RaceHound 1.0 - Once More about the Races in the Kernel
To put it simple, «data race» is a situation when two or more threads of execution (in an application, in the kernel, etc.) may access the same data in memory concurrently and at least one of the threads changes these data. Such conditions may lead to very unpleasant consequences but are often quite hard to detect.
The tools like KernelStrider may help reveal the races. They usually find a lot of potentials but may produce false alarms too. That is, they may report a potential race when a race is not possible.
On the other hand, RaceHound may miss something but if it has detected a race, the race does happen. By the way, these tools work together very well: KernelStrider finds potential races while RaceHound checks if these races really happen.

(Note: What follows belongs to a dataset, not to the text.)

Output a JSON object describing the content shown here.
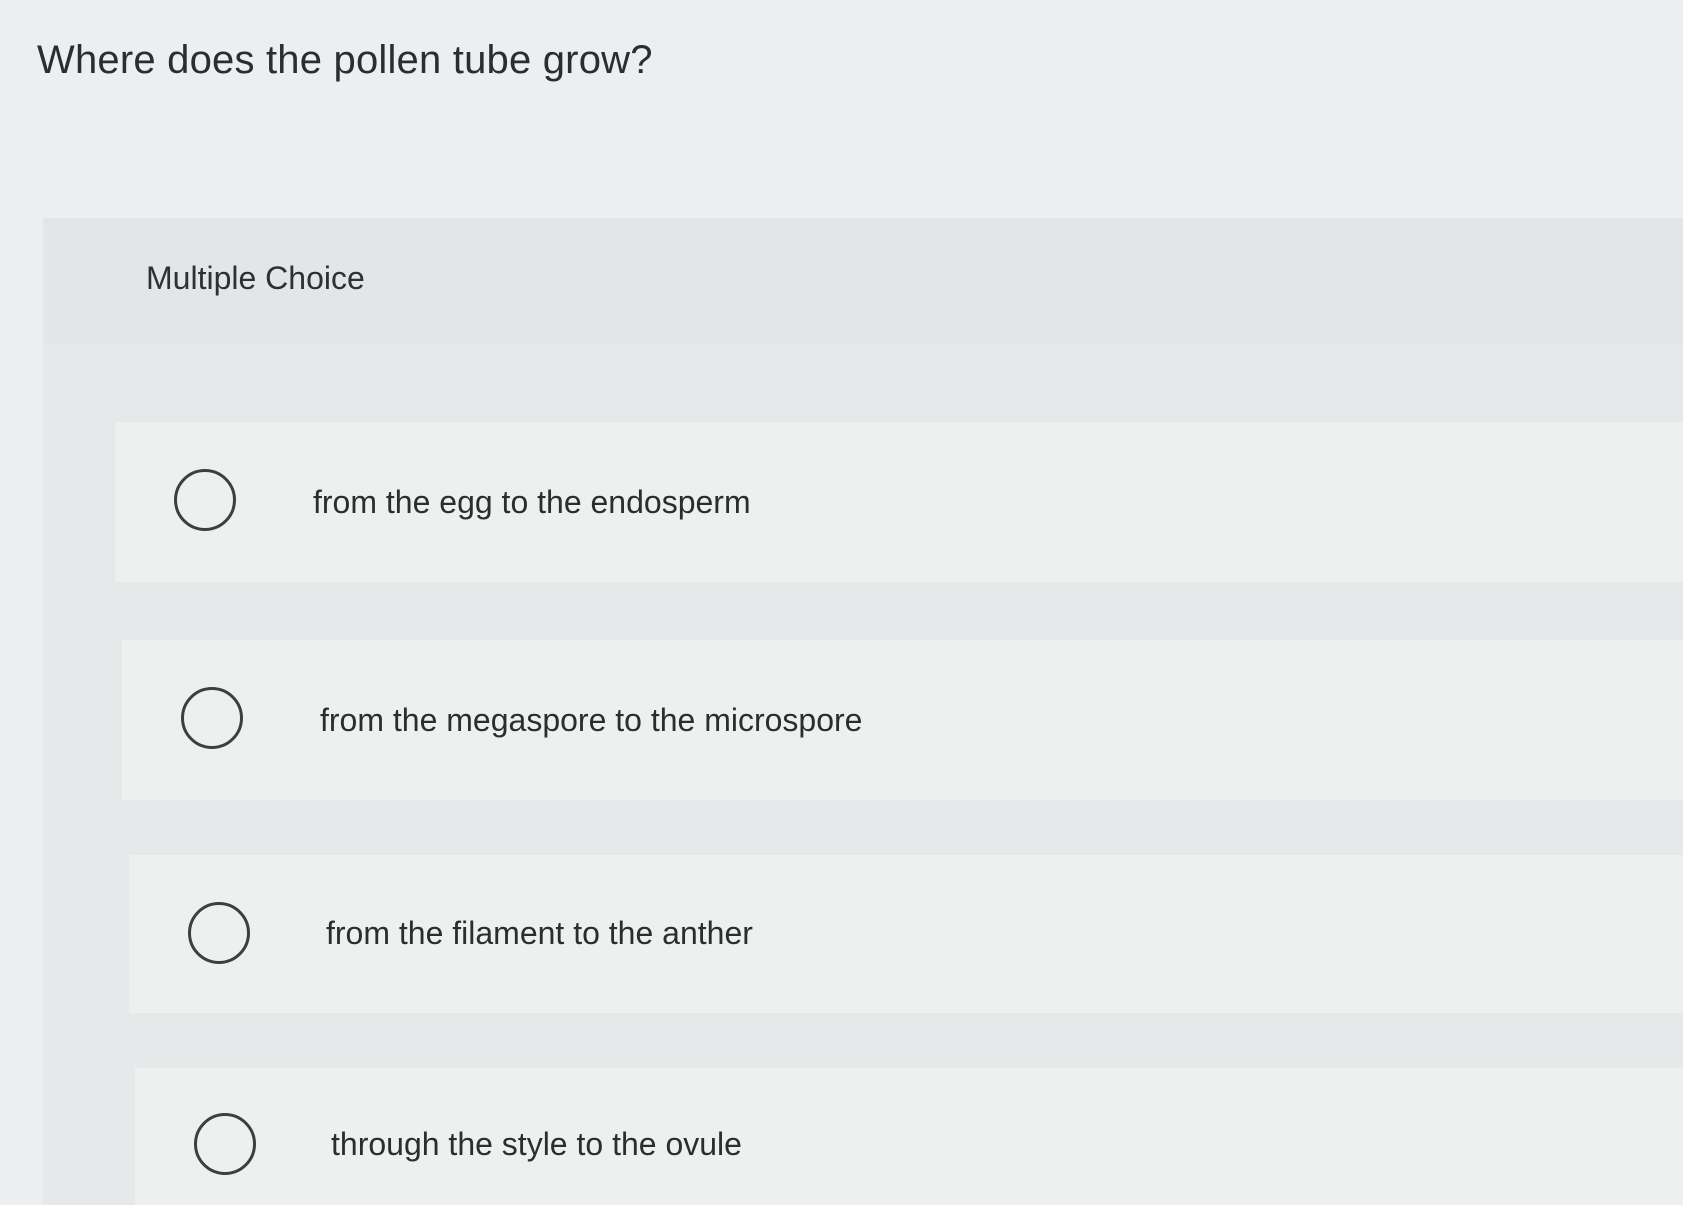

This was used not long ago to detect an interesting race in «uvcvideo» driver (webcam support) in the kernel 4.1-rc5. The developers of the driver, however, suggest that nothing bad should happen because of that race, but still.

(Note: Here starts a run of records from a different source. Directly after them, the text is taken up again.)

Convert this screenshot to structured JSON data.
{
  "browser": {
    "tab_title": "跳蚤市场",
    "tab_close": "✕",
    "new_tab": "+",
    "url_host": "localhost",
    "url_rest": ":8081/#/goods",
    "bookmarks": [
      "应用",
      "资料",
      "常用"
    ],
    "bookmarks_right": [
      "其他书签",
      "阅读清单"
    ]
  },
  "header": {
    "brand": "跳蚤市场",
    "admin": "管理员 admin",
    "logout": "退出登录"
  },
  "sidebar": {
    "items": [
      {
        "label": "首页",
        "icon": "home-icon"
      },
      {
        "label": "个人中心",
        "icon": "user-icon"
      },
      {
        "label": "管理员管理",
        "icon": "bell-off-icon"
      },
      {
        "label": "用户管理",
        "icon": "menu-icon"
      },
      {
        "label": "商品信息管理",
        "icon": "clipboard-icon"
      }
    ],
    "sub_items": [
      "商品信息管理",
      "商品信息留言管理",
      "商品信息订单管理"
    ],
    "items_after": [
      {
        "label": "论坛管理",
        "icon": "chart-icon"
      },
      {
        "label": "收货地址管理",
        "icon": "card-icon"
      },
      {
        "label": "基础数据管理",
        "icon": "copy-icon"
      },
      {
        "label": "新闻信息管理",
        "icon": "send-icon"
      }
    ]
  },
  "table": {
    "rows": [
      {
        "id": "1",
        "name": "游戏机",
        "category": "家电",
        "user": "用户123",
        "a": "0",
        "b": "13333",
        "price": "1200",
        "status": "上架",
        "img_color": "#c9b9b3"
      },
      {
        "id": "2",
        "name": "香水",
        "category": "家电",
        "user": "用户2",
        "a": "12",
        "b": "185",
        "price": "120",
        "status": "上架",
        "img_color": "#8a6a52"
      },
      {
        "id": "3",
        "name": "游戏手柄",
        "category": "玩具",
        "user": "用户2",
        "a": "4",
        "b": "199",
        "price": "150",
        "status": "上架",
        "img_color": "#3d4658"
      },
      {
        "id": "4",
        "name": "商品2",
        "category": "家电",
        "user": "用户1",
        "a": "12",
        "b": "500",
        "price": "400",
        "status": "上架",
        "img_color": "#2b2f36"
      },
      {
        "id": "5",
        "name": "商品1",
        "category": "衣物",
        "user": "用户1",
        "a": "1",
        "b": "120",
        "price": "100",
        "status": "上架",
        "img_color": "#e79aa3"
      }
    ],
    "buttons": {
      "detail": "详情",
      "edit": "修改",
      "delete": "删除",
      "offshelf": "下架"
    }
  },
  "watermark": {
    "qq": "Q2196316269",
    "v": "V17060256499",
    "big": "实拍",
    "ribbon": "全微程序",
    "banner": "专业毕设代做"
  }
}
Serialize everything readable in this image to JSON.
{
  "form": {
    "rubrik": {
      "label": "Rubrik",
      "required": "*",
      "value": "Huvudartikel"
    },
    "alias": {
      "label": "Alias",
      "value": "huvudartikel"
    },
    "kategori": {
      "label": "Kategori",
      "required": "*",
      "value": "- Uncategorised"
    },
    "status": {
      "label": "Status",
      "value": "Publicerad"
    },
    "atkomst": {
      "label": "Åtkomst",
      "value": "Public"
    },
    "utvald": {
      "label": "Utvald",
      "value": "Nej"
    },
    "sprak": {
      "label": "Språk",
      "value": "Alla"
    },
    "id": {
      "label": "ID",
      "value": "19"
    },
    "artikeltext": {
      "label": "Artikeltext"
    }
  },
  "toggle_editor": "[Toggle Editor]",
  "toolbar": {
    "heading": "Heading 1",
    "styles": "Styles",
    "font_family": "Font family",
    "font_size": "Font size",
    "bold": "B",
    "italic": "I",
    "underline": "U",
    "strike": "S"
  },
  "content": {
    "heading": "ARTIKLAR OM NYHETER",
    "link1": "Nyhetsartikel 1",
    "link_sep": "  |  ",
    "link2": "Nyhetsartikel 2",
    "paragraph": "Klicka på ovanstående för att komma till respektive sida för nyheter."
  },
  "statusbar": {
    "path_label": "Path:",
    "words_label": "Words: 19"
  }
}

The ideas implemented in RaceHound are rather simple.
- Place software breakpoints (similar to what the debuggers do) on the instructions that may be involved in the races.
- When a software breakpoint hits, determine the address and the size of the memory area the instruction is about to access.
- Place hardware breakpoints on that memory area to detect appropriate accesses to it.
- Make a delay. If some code tries to access to that memory area during the delay, the hardware breakpoints will trigger and the race will be revealed.
- Remove the hardware breakpoints and let the original instruction execute as usual.
As it is often the case, the devil is in the details. Implementing that algorithm was far from easy. It is no surprise that RaceHound is being developed since the summer of 2012.
Compared to the previous versions (0.x), our specialists overhauled the core components of RaceHound in version 1.0. It was only possible before to analyze one kernel module at a time, with additional restrictions. Now RaceHound is able to monitor the code from several modules and the kernel proper at the same time, any code a software breakpoint can be placed to.
Besides, during the development of RaceHound 1.0, an error in the implementation of the software breakpoints (so called, Kprobes, to be exact) was found and fixed in the kernel. The fix should appear in the kernel 4.1.